Patient characteristics
The clinical characteristics of the enrolled patients are listed in Table 1. 139 presented with locoregional recurrence at 0.3-95.1 months after radical esophagectomy, with a median of 11.6 months. More than half (72/139, 51.8%) recurrences happened within 1 year after operation and within 2 years in 82% (114/139) patients. The number of patients with upper, middle, and lower segment ESCC was 20, 71, and 48, respectively. The diagnoses of the original esophageal cancer were all identified pathologically after radical esophagectomy; the number of patients with poorly, moderately and well differentiated was 52, 77, and 10, respectively. The median number of removed lymph nodes was 17 (range, 2-52) and the median number of positive nodes were 1(range, 0-16). The median length of original esophageal lesions was 3.6 cm (range 0.6-11.0 cm). 55.4% (77/139) of patients treated postoperative adjuvant chemotherapy (principally paclitaxel combine nadapltin) at least one cycle. 74(53.6%) cases were discovered the esophagus lesion had adhesions with surrounding tissues or organs during surgery, while without adhesions in 65(46.8%) cases. Surgery complications developed in 18% (25/139) of patients after radical esophagectomy, include 13 patients developed a post-operative anastomotic leakage, 5 atelectasis and pneumonia, 4 poor wound healing and 3 chylothorax.

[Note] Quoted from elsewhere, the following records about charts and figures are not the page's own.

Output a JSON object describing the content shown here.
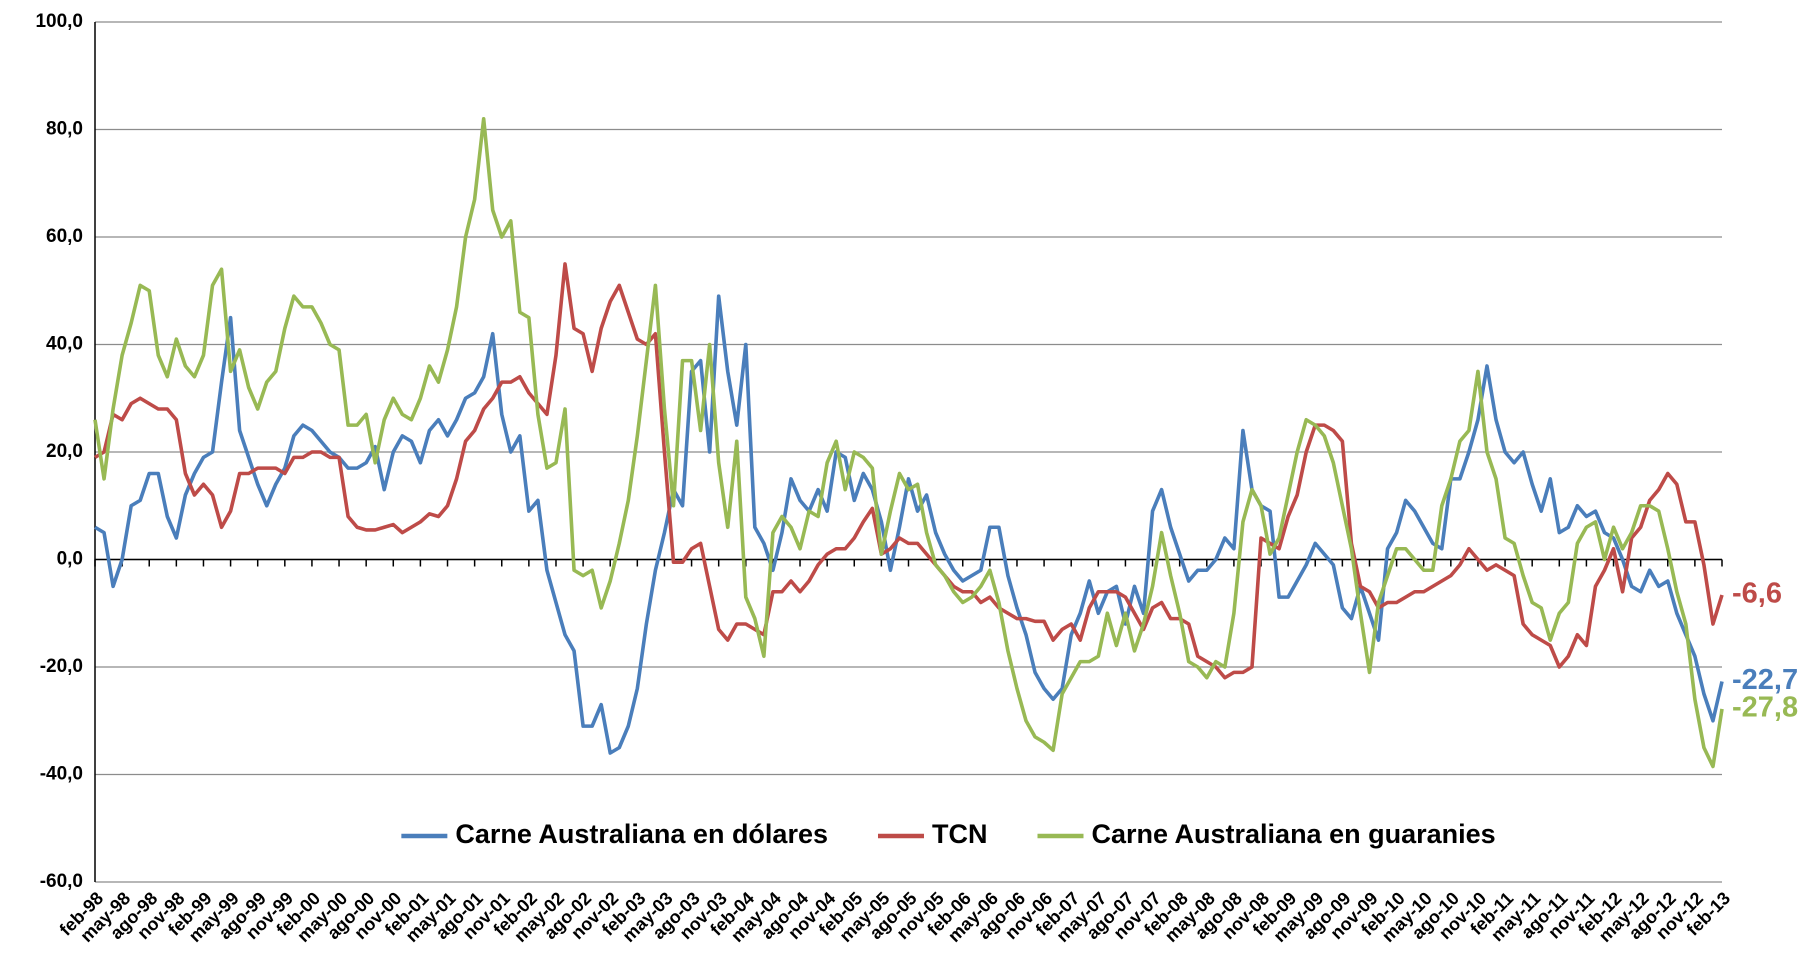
{
  "chart_data": {
    "type": "line",
    "categories": [
      "feb-98",
      null,
      null,
      "may-98",
      null,
      null,
      "ago-98",
      null,
      null,
      "nov-98",
      null,
      null,
      "feb-99",
      null,
      null,
      "may-99",
      null,
      null,
      "ago-99",
      null,
      null,
      "nov-99",
      null,
      null,
      "feb-00",
      null,
      null,
      "may-00",
      null,
      null,
      "ago-00",
      null,
      null,
      "nov-00",
      null,
      null,
      "feb-01",
      null,
      null,
      "may-01",
      null,
      null,
      "ago-01",
      null,
      null,
      "nov-01",
      null,
      null,
      "feb-02",
      null,
      null,
      "may-02",
      null,
      null,
      "ago-02",
      null,
      null,
      "nov-02",
      null,
      null,
      "feb-03",
      null,
      null,
      "may-03",
      null,
      null,
      "ago-03",
      null,
      null,
      "nov-03",
      null,
      null,
      "feb-04",
      null,
      null,
      "may-04",
      null,
      null,
      "ago-04",
      null,
      null,
      "nov-04",
      null,
      null,
      "feb-05",
      null,
      null,
      "may-05",
      null,
      null,
      "ago-05",
      null,
      null,
      "nov-05",
      null,
      null,
      "feb-06",
      null,
      null,
      "may-06",
      null,
      null,
      "ago-06",
      null,
      null,
      "nov-06",
      null,
      null,
      "feb-07",
      null,
      null,
      "may-07",
      null,
      null,
      "ago-07",
      null,
      null,
      "nov-07",
      null,
      null,
      "feb-08",
      null,
      null,
      "may-08",
      null,
      null,
      "ago-08",
      null,
      null,
      "nov-08",
      null,
      null,
      "feb-09",
      null,
      null,
      "may-09",
      null,
      null,
      "ago-09",
      null,
      null,
      "nov-09",
      null,
      null,
      "feb-10",
      null,
      null,
      "may-10",
      null,
      null,
      "ago-10",
      null,
      null,
      "nov-10",
      null,
      null,
      "feb-11",
      null,
      null,
      "may-11",
      null,
      null,
      "ago-11",
      null,
      null,
      "nov-11",
      null,
      null,
      "feb-12",
      null,
      null,
      "may-12",
      null,
      null,
      "ago-12",
      null,
      null,
      "nov-12",
      null,
      null,
      "feb-13"
    ],
    "series": [
      {
        "name": "Carne Australiana en dólares",
        "color": "#4a7ebb",
        "values": [
          6,
          5,
          -5,
          0,
          10,
          11,
          16,
          16,
          8,
          4,
          12,
          16,
          19,
          20,
          33,
          45,
          24,
          19,
          14,
          10,
          14,
          17,
          23,
          25,
          24,
          22,
          20,
          19,
          17,
          17,
          18,
          21,
          13,
          20,
          23,
          22,
          18,
          24,
          26,
          23,
          26,
          30,
          31,
          34,
          42,
          27,
          20,
          23,
          9,
          11,
          -2,
          -8,
          -14,
          -17,
          -31,
          -31,
          -27,
          -36,
          -35,
          -31,
          -24,
          -12,
          -2,
          5,
          13,
          10,
          35,
          37,
          20,
          49,
          35,
          25,
          40,
          6,
          3,
          -2,
          5,
          15,
          11,
          9,
          13,
          9,
          20,
          19,
          11,
          16,
          13,
          7,
          -2,
          6,
          15,
          9,
          12,
          5,
          1,
          -2,
          -4,
          -3,
          -2,
          6,
          6,
          -3,
          -9,
          -14,
          -21,
          -24,
          -26,
          -24,
          -14,
          -10,
          -4,
          -10,
          -6,
          -5,
          -12,
          -5,
          -10,
          9,
          13,
          6,
          1,
          -4,
          -2,
          -2,
          0,
          4,
          2,
          24,
          13,
          10,
          9,
          -7,
          -7,
          -4,
          -1,
          3,
          1,
          -1,
          -9,
          -11,
          -5,
          -10,
          -15,
          2,
          5,
          11,
          9,
          6,
          3,
          2,
          15,
          15,
          20,
          26,
          36,
          26,
          20,
          18,
          20,
          14,
          9,
          15,
          5,
          6,
          10,
          8,
          9,
          5,
          4,
          0,
          -5,
          -6,
          -2,
          -5,
          -4,
          -10,
          -14,
          -18,
          -25,
          -30,
          -22.7
        ],
        "value_labels": [
          null,
          null,
          null,
          null,
          null,
          null,
          null,
          null,
          null,
          null,
          null,
          null,
          null,
          null,
          null,
          null,
          null,
          null,
          null,
          null,
          null,
          null,
          null,
          null,
          null,
          null,
          null,
          null,
          null,
          null,
          null,
          null,
          null,
          null,
          null,
          null,
          null,
          null,
          null,
          null,
          null,
          null,
          null,
          null,
          null,
          null,
          null,
          null,
          null,
          null,
          null,
          null,
          null,
          null,
          null,
          null,
          null,
          null,
          null,
          null,
          null,
          null,
          null,
          null,
          null,
          null,
          null,
          null,
          null,
          null,
          null,
          null,
          null,
          null,
          null,
          null,
          null,
          null,
          null,
          null,
          null,
          null,
          null,
          null,
          null,
          null,
          null,
          null,
          null,
          null,
          null,
          null,
          null,
          null,
          null,
          null,
          null,
          null,
          null,
          null,
          null,
          null,
          null,
          null,
          null,
          null,
          null,
          null,
          null,
          null,
          null,
          null,
          null,
          null,
          null,
          null,
          null,
          null,
          null,
          null,
          null,
          null,
          null,
          null,
          null,
          null,
          null,
          null,
          null,
          null,
          null,
          null,
          null,
          null,
          null,
          null,
          null,
          null,
          null,
          null,
          null,
          null,
          null,
          null,
          null,
          null,
          null,
          null,
          null,
          null,
          null,
          null,
          null,
          null,
          null,
          null,
          null,
          null,
          null,
          null,
          null,
          null,
          null,
          null,
          null,
          null,
          null,
          null,
          null,
          null,
          null,
          null,
          null,
          null,
          null,
          null,
          null,
          null,
          null,
          null,
          "-22,7"
        ]
      },
      {
        "name": "TCN",
        "color": "#be4b48",
        "values": [
          19,
          20,
          27,
          26,
          29,
          30,
          29,
          28,
          28,
          26,
          16,
          12,
          14,
          12,
          6,
          9,
          16,
          16,
          17,
          17,
          17,
          16,
          19,
          19,
          20,
          20,
          19,
          19,
          8,
          6,
          5.5,
          5.5,
          6,
          6.5,
          5,
          6,
          7,
          8.5,
          8,
          10,
          15,
          22,
          24,
          28,
          30,
          33,
          33,
          34,
          31,
          29,
          27,
          38,
          55,
          43,
          42,
          35,
          43,
          48,
          51,
          46,
          41,
          40,
          42,
          20,
          -0.5,
          -0.5,
          2,
          3,
          -5,
          -13,
          -15,
          -12,
          -12,
          -13,
          -14,
          -6,
          -6,
          -4,
          -6,
          -4,
          -1,
          1,
          2,
          2,
          4,
          7,
          9.5,
          1,
          2,
          4,
          3,
          3,
          1,
          -1,
          -3,
          -5,
          -6,
          -6,
          -8,
          -7,
          -9,
          -10,
          -11,
          -11,
          -11.5,
          -11.5,
          -15,
          -13,
          -12,
          -15,
          -9,
          -6,
          -6,
          -6,
          -7,
          -10,
          -13,
          -9,
          -8,
          -11,
          -11,
          -12,
          -18,
          -19,
          -20,
          -22,
          -21,
          -21,
          -20,
          4,
          3,
          2,
          8,
          12,
          20,
          25,
          25,
          24,
          22,
          3,
          -5,
          -6,
          -9,
          -8,
          -8,
          -7,
          -6,
          -6,
          -5,
          -4,
          -3,
          -1,
          2,
          0,
          -2,
          -1,
          -2,
          -3,
          -12,
          -14,
          -15,
          -16,
          -20,
          -18,
          -14,
          -16,
          -5,
          -2,
          2,
          -6,
          4,
          6,
          11,
          13,
          16,
          14,
          7,
          7,
          -1,
          -12,
          -6.6
        ],
        "value_labels": [
          null,
          null,
          null,
          null,
          null,
          null,
          null,
          null,
          null,
          null,
          null,
          null,
          null,
          null,
          null,
          null,
          null,
          null,
          null,
          null,
          null,
          null,
          null,
          null,
          null,
          null,
          null,
          null,
          null,
          null,
          null,
          null,
          null,
          null,
          null,
          null,
          null,
          null,
          null,
          null,
          null,
          null,
          null,
          null,
          null,
          null,
          null,
          null,
          null,
          null,
          null,
          null,
          null,
          null,
          null,
          null,
          null,
          null,
          null,
          null,
          null,
          null,
          null,
          null,
          null,
          null,
          null,
          null,
          null,
          null,
          null,
          null,
          null,
          null,
          null,
          null,
          null,
          null,
          null,
          null,
          null,
          null,
          null,
          null,
          null,
          null,
          null,
          null,
          null,
          null,
          null,
          null,
          null,
          null,
          null,
          null,
          null,
          null,
          null,
          null,
          null,
          null,
          null,
          null,
          null,
          null,
          null,
          null,
          null,
          null,
          null,
          null,
          null,
          null,
          null,
          null,
          null,
          null,
          null,
          null,
          null,
          null,
          null,
          null,
          null,
          null,
          null,
          null,
          null,
          null,
          null,
          null,
          null,
          null,
          null,
          null,
          null,
          null,
          null,
          null,
          null,
          null,
          null,
          null,
          null,
          null,
          null,
          null,
          null,
          null,
          null,
          null,
          null,
          null,
          null,
          null,
          null,
          null,
          null,
          null,
          null,
          null,
          null,
          null,
          null,
          null,
          null,
          null,
          null,
          null,
          null,
          null,
          null,
          null,
          null,
          null,
          null,
          null,
          null,
          null,
          "-6,6"
        ]
      },
      {
        "name": "Carne Australiana en guaranies",
        "color": "#98b954",
        "values": [
          26,
          15,
          28,
          38,
          44,
          51,
          50,
          38,
          34,
          41,
          36,
          34,
          38,
          51,
          54,
          35,
          39,
          32,
          28,
          33,
          35,
          43,
          49,
          47,
          47,
          44,
          40,
          39,
          25,
          25,
          27,
          18,
          26,
          30,
          27,
          26,
          30,
          36,
          33,
          39,
          47,
          60,
          67,
          82,
          65,
          60,
          63,
          46,
          45,
          27,
          17,
          18,
          28,
          -2,
          -3,
          -2,
          -9,
          -4,
          3,
          11,
          23,
          37,
          51,
          28,
          10,
          37,
          37,
          24,
          40,
          18,
          6,
          22,
          -7,
          -11,
          -18,
          5,
          8,
          6,
          2,
          9,
          8,
          18,
          22,
          13,
          20,
          19,
          17,
          1,
          9,
          16,
          13,
          14,
          5,
          -1,
          -3,
          -6,
          -8,
          -7,
          -5,
          -2,
          -8,
          -17,
          -24,
          -30,
          -33,
          -34,
          -35.5,
          -25,
          -22,
          -19,
          -19,
          -18,
          -10,
          -16,
          -10,
          -17,
          -12,
          -5,
          5,
          -3,
          -10,
          -19,
          -20,
          -22,
          -19,
          -20,
          -10,
          7,
          13,
          10,
          1,
          4,
          12,
          20,
          26,
          25,
          23,
          18,
          10,
          2,
          -10,
          -21,
          -8,
          -3,
          2,
          2,
          0,
          -2,
          -2,
          10,
          15,
          22,
          24,
          35,
          20,
          15,
          4,
          3,
          -3,
          -8,
          -9,
          -15,
          -10,
          -8,
          3,
          6,
          7,
          0,
          6,
          2,
          5,
          10,
          10,
          9,
          2,
          -6,
          -12,
          -26,
          -35,
          -38.5,
          -27.8
        ],
        "value_labels": [
          null,
          null,
          null,
          null,
          null,
          null,
          null,
          null,
          null,
          null,
          null,
          null,
          null,
          null,
          null,
          null,
          null,
          null,
          null,
          null,
          null,
          null,
          null,
          null,
          null,
          null,
          null,
          null,
          null,
          null,
          null,
          null,
          null,
          null,
          null,
          null,
          null,
          null,
          null,
          null,
          null,
          null,
          null,
          null,
          null,
          null,
          null,
          null,
          null,
          null,
          null,
          null,
          null,
          null,
          null,
          null,
          null,
          null,
          null,
          null,
          null,
          null,
          null,
          null,
          null,
          null,
          null,
          null,
          null,
          null,
          null,
          null,
          null,
          null,
          null,
          null,
          null,
          null,
          null,
          null,
          null,
          null,
          null,
          null,
          null,
          null,
          null,
          null,
          null,
          null,
          null,
          null,
          null,
          null,
          null,
          null,
          null,
          null,
          null,
          null,
          null,
          null,
          null,
          null,
          null,
          null,
          null,
          null,
          null,
          null,
          null,
          null,
          null,
          null,
          null,
          null,
          null,
          null,
          null,
          null,
          null,
          null,
          null,
          null,
          null,
          null,
          null,
          null,
          null,
          null,
          null,
          null,
          null,
          null,
          null,
          null,
          null,
          null,
          null,
          null,
          null,
          null,
          null,
          null,
          null,
          null,
          null,
          null,
          null,
          null,
          null,
          null,
          null,
          null,
          null,
          null,
          null,
          null,
          null,
          null,
          null,
          null,
          null,
          null,
          null,
          null,
          null,
          null,
          null,
          null,
          null,
          null,
          null,
          null,
          null,
          null,
          null,
          null,
          null,
          null,
          "-27,8"
        ]
      }
    ],
    "ylim": [
      -60,
      100
    ],
    "yticks": [
      {
        "value": -60,
        "label": "-60,0"
      },
      {
        "value": -40,
        "label": "-40,0"
      },
      {
        "value": -20,
        "label": "-20,0"
      },
      {
        "value": 0,
        "label": "0,0"
      },
      {
        "value": 20,
        "label": "20,0"
      },
      {
        "value": 40,
        "label": "40,0"
      },
      {
        "value": 60,
        "label": "60,0"
      },
      {
        "value": 80,
        "label": "80,0"
      },
      {
        "value": 100,
        "label": "100,0"
      }
    ],
    "grid": true,
    "legend": "bottom"
  }
}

Sites of Locoregional Recurrence
The 1, 2, and 3-year DFS rates were 48.2%, 18.0% and 8.6%, respectively (Figure 1). The positions of locoregional recurrence after esophagectomy are showed in Table 2. Mediastinum lymph node (LN) recurrence (74.2%) was the most frequent site of recurrence, following the anastomotic site (28.1%), supraclavicular LN (19.4%) and abdominal LN (15.1%), which showed statistically difference (P=0.000). The upper mediastinum (72.7%) was one of the most common recurrence occurred in mediastinal LN, followed by the middle (19.4%) and lower mediastinum (4.3%) (P=0.000). The recurrent rates of No. 106pre, 106recR, 106recL and 106tbL in the upper mediastinum were exceptionally higher than the rest stations, which were 43.2%, 30.2%, 24.5%, 19.4% and 15.8%, respectively (P=0.000). LNs recurrence of the middle mediastinum mainly occurred in No. 107 (15.8%) followed by No. 108 (3.6%) (P=0.001). The recurrent LNs in the lower mediastinum discovered rarely and the recurrent rate of No.112 was 4.3%. The recurrence rates between the left and right supraclavicular LNs showed no statistically difference for ESCC (P=0.711).
As demonstrated in Table 3, for different segments of ESCC, the sites of No.106pre, 106recR, 106recL and 106tbL lymph nodes all showed the relatively higher recurrence rates. Compared with lower and middle segments ESCC, upper segment represents the highest recurrent rate in the site of No.106tbR (P=0.029). The recurrent rates of upper abdominal LNs for upper, middle, and lower segments ESCC were 0%, 9.9%, and 29.2%, respectively, with statistically significant differences (P= 0.001). However, the recurrent rates of the supraclavicular LNs, mediastinal LNs and anastomosis site demonstrated no significantly difference in three segments of thoracic ESCC, respectively. (P= 0.964, P= 0.766 and P=0.676).
Relations between clinicopathologic factors and locoregional recurrence
The relations between clinicopathologic factors and anastomotic recurrence were displayed in Table 4. The predictive factors of anastomotic recurrence were patients with the stage of pT3 or pT4 of original neoplams during surgery, presence of nerve or vessel invasion, removed LN NO.≤ 17, presence of invasion or adhesion or without postoperative adjuvant chemotherapy after radical surgery. The collections between clinicopathologic factors and supraclvicular LNs recurrence were showed in Table 5. The results revealed that there was no relationship between esch clinicopathologic factor and supraclvicular LNs recurrence. For patients with middle segment ESCC, the high risk factors of upper abdominal LN recurrence included the stage of pT3 or pT4 of original neoplams during surgery, smoking history and without postoperative adjuvant chemotherapy (Table 6).